2021
Les sept semaines de Pessah (ou le décompte de l’Omer)
Nous avons désormais réintégré le Hamets (nourriture à bases de céréales fermentés) dans nos repas. Le Hamets est une représentation symbolique d’un certain orgueil qui peut facilement se transformer en arrogance et ignorance de l’autre. Cependant, Pessah n’est pas vraiment terminé, comme il serait facile de croire. Nous sommes censés ne pas réintégrer ce levain dans nos esprits de façon abrupte, mais doucement et par petites doses, de façon à ne pas en perdre la maîtrise. Cette réintégration progressive, une sorte de rééducation, se fait par le décompte progressif de l’Omer, qui relie Pessah à Shavouot.

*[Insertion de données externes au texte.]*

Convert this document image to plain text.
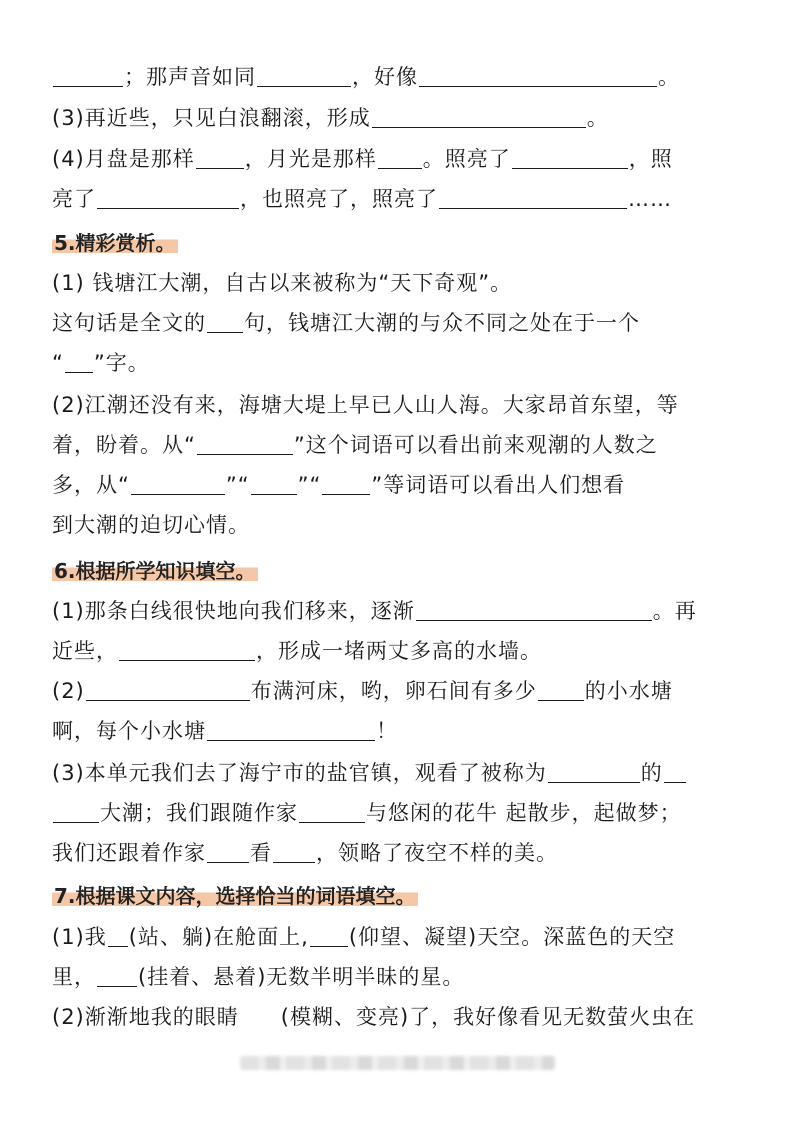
；那声音如同	，好像	。
(3)再近些，只见白浪翻滚，形成	。
(4)月盘是那样 ，月光是那样 。照亮了	，照
亮了	，也照亮了，照亮了	……
5.精彩赏析。
(1) 钱塘江大潮，自古以来被称为“天下奇观”。
这句话是全文的 句，钱塘江大潮的与众不同之处在于一个
“ ”字。
(2)江潮还没有来，海塘大堤上早已人山人海。大家昂首东望，等
着，盼着。从“	”这个词语可以看出前来观潮的人数之
多，从“	”“ ”“ ”等词语可以看出人们想看
到大潮的迫切心情。
6.根据所学知识填空。
(1)那条白线很快地向我们移来，逐渐	。再
近些，	，形成一堵两丈多高的水墙。
(2)	布满河床，哟，卵石间有多少 的小水塘
啊，每个小水塘	！
(3)本单元我们去了海宁市的盐官镇，观看了被称为	的
大潮；我们跟随作家	与悠闲的花牛 起散步，起做梦；
我们还跟着作家 看 ，领略了夜空不样的美。
7.根据课文内容，选择恰当的词语填空。
(1)我 (站、躺)在舱面上, (仰望、凝望)天空。深蓝色的天空
里， (挂着、悬着)无数半明半昧的星。
(2)渐渐地我的眼睛 (模糊、变亮)了，我好像看见无数萤火虫在
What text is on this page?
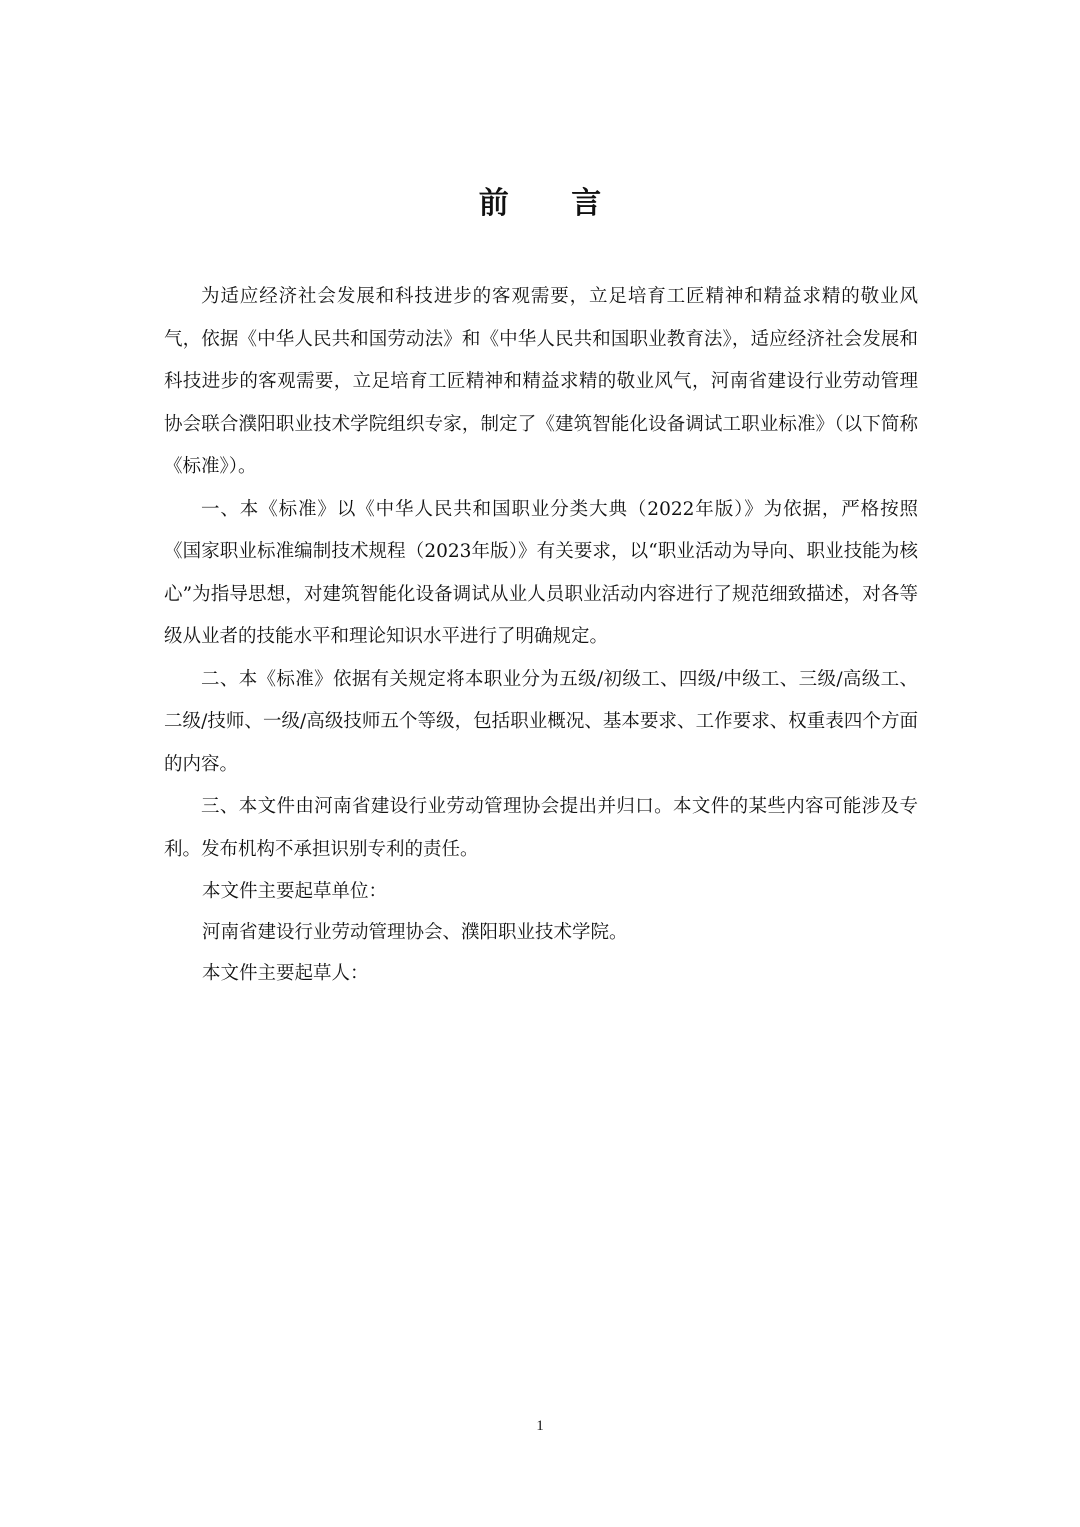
前 言

为适应经济社会发展和科技进步的客观需要，立足培育工匠精神和精益求精的敬业风气，依据《中华人民共和国劳动法》和《中华人民共和国职业教育法》，适应经济社会发展和科技进步的客观需要，立足培育工匠精神和精益求精的敬业风气，河南省建设行业劳动管理协会联合濮阳职业技术学院组织专家，制定了《建筑智能化设备调试工职业标准》（以下简称《标准》）。

一、本《标准》以《中华人民共和国职业分类大典（2022年版）》为依据，严格按照《国家职业标准编制技术规程（2023年版）》有关要求，以“职业活动为导向、职业技能为核心”为指导思想，对建筑智能化设备调试从业人员职业活动内容进行了规范细致描述，对各等级从业者的技能水平和理论知识水平进行了明确规定。

二、本《标准》依据有关规定将本职业分为五级/初级工、四级/中级工、三级/高级工、二级/技师、一级/高级技师五个等级，包括职业概况、基本要求、工作要求、权重表四个方面的内容。

三、本文件由河南省建设行业劳动管理协会提出并归口。本文件的某些内容可能涉及专利。发布机构不承担识别专利的责任。

本文件主要起草单位：

河南省建设行业劳动管理协会、濮阳职业技术学院。

本文件主要起草人：

1
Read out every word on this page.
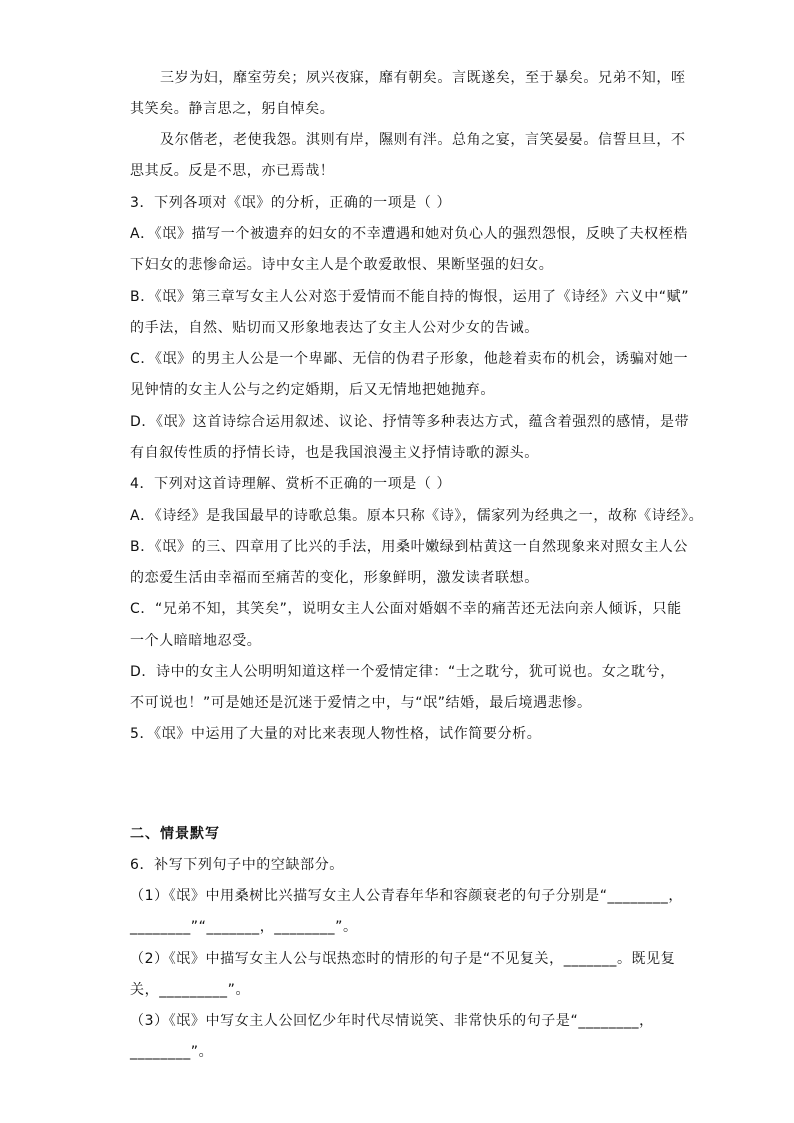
三岁为妇，靡室劳矣；夙兴夜寐，靡有朝矣。言既遂矣，至于暴矣。兄弟不知，咥
其笑矣。静言思之，躬自悼矣。
及尔偕老，老使我怨。淇则有岸，隰则有泮。总角之宴，言笑晏晏。信誓旦旦，不
思其反。反是不思，亦已焉哉！
3．下列各项对《氓》的分析，正确的一项是（ ）
A．《氓》描写一个被遗弃的妇女的不幸遭遇和她对负心人的强烈怨恨，反映了夫权桎梏
下妇女的悲惨命运。诗中女主人是个敢爱敢恨、果断坚强的妇女。
B．《氓》第三章写女主人公对恣于爱情而不能自持的悔恨，运用了《诗经》六义中“赋”
的手法，自然、贴切而又形象地表达了女主人公对少女的告诫。
C．《氓》的男主人公是一个卑鄙、无信的伪君子形象，他趁着卖布的机会，诱骗对她一
见钟情的女主人公与之约定婚期，后又无情地把她抛弃。
D．《氓》这首诗综合运用叙述、议论、抒情等多种表达方式，蕴含着强烈的感情，是带
有自叙传性质的抒情长诗，也是我国浪漫主义抒情诗歌的源头。
4．下列对这首诗理解、赏析不正确的一项是（ ）
A．《诗经》是我国最早的诗歌总集。原本只称《诗》，儒家列为经典之一，故称《诗经》。
B．《氓》的三、四章用了比兴的手法，用桑叶嫩绿到枯黄这一自然现象来对照女主人公
的恋爱生活由幸福而至痛苦的变化，形象鲜明，激发读者联想。
C．“兄弟不知，其笑矣”，说明女主人公面对婚姻不幸的痛苦还无法向亲人倾诉，只能
一个人暗暗地忍受。
D．诗中的女主人公明明知道这样一个爱情定律：“士之耽兮，犹可说也。女之耽兮，
不可说也！”可是她还是沉迷于爱情之中，与“氓”结婚，最后境遇悲惨。
5．《氓》中运用了大量的对比来表现人物性格，试作简要分析。
二、情景默写
6．补写下列句子中的空缺部分。
（1）《氓》中用桑树比兴描写女主人公青春年华和容颜衰老的句子分别是“________，
________”“_______，________”。
（2）《氓》中描写女主人公与氓热恋时的情形的句子是“不见复关，_______。既见复
关，_________”。
（3）《氓》中写女主人公回忆少年时代尽情说笑、非常快乐的句子是“________，
________”。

La Tora dit: « YHVH parle à Moché pour dire : ‘Parle aux enfants d’Israël, dis-leur: Quand vous viendrez sur la terre que je vous donne, moissonnez sa moisson et apportez la gerbe [Omer], début de votre moisson, au prêtre. Il balancera la gerbe face à YHVH, pour votre agrément. Le prêtre la balancera au lendemain du Chabbat.[…] Comptez pour vous, à partir du lendemain du Chabbat, du jour où vous apportez la gerbe du balancement, sept semaines, qui seront pleines. Jusqu’au lendemain de la septième semaines comptez cinquante jours et présentez une offrande nouvelle à YHVH. De vos demeures, vous apporterez deux pains du balancement; ils seront de deux dixièmes de semoule. Ils seront panifiés de ferment, prémices pour YHVH. » (Lévitique 23 : 9-17)
Maîtrise du temps comme signe de liberté
Pendant les sept semaines qui séparent Pessah de Shavouot, la Torah demande donc de compter rituellement le nombre de jours et de semaines. Cela nous rappelle que cette période est une sorte d’amplification de la fête de Pessah, dont la durée est étendue à sept semaines, à la place des sept jours habituellement considérés. Cela montre bien que Chavouot représente la conclusion de Pessah, et pour cette raison elle est appelée dans la littérature rabbinique Atséreth, « clôture ».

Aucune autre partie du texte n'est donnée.